National policy is to turn everyone into a college graduate.
Grants, loans, and tax credits to undergraduate and graduate students total roughly $160 billion each year; by contrast, in 2004, federal, state, and local spending on employment and training programs (which commonly assist people without a college education) totaled $7 billion—an inflation-adjusted decline of about 75 percent since 1978.
Peck likes the idea of “career academies” within larger high schools and apprenticeships linked to community colleges as ways to help students find “paths into the middle class that do not depend on a four-year college degree.”
Students need a choice of college prep or trade school, writes Ilana Garon, who teaches high school in the Bronx, in the Huffington Post.
Uninterested in learning to spot the symbolism in Animal Farm, tenth-grader Danielle announces she doesn’t plan to go to college. Instead, she’s taking community college courses to qualify as a massage therapist. “I want to have something ready to go when I graduate,” she says.
A few years ago, I would have been horrified at this pronouncement. . . . But these days, I’m more inclined to be impressed by Danielle’s self-awareness, foresight and her implicit understanding of a fact I wish our system leaders would see: that perpetuation of the current “college for all” trend in education is neither economically viable nor beneficial to all students.

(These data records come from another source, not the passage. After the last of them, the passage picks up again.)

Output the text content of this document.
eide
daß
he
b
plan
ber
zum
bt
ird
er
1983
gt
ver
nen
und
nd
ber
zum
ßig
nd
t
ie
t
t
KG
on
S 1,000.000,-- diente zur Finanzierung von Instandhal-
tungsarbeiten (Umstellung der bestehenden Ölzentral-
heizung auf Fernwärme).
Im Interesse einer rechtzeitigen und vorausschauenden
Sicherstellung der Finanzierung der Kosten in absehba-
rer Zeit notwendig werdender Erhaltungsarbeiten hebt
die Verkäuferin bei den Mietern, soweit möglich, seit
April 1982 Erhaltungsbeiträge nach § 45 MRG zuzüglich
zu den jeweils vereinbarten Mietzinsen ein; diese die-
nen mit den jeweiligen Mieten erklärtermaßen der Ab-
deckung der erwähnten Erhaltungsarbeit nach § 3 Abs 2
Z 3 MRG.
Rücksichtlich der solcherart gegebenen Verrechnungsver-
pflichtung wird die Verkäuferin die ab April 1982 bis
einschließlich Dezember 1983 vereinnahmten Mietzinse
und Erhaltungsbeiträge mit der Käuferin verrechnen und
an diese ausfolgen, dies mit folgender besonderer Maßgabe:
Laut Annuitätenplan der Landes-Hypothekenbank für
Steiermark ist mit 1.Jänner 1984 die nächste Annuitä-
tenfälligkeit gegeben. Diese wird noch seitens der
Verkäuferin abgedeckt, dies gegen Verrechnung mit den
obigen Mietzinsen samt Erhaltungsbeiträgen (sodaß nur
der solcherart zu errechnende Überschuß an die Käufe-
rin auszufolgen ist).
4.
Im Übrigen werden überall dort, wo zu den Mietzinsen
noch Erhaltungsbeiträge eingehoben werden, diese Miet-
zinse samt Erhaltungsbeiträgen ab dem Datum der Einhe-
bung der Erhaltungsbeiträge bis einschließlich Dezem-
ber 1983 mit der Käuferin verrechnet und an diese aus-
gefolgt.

Career tech students would need strong literacy and math skills, Garon writes, but not necessarily the same skills required to earn a bachelor’s degree.
Curricular emphasis in trade schools would perhaps be shifted from traditional literary analysis (themes, symbols, etc.) to literacy in functional documents, perhaps teaching students to read technical articles or to use math-based software programs that would be applicable to our tech-reliant workforce.
Queensland, Australia has introduced a “learning or earning” program after 10th grade, a commenter writes. Students can take academic classes to prepare for university, train for a job at a technical college or start a trade apprenticeship.
For the Laborers’ Union, a Cranston, Rhode Island charter school is a “labor of love,” writes Julia Steiny in the Providence Journal.
Struggling to recruit high school graduates as members, the union worked with the school district to create the New England Laborers’ Career Academy, which prepares students for construction apprenticeships and work in other jobs. The school provides an alternative to students who aren’t motivated by academic learning and are likely to drop out.
At Laborers, Cranston academic teachers and instructors who are journeyman laborers themselves jointly craft an academic program geared to the construction trade. For example, math involves everything from learning financial literacy to calculating the volume of concrete needed for a job. The skills are the same as those taught in traditional schools, but applied to the world of construction.
Some students want an alternative to a traditional high school but aren’t interested in construction work. So the school also offers a general career program to motivate them to earn a diploma.
School staffers develop summer and post-graduation jobs for students. Those who want more education are “on a fast track to an associate’s degree in applied science” at the local community college.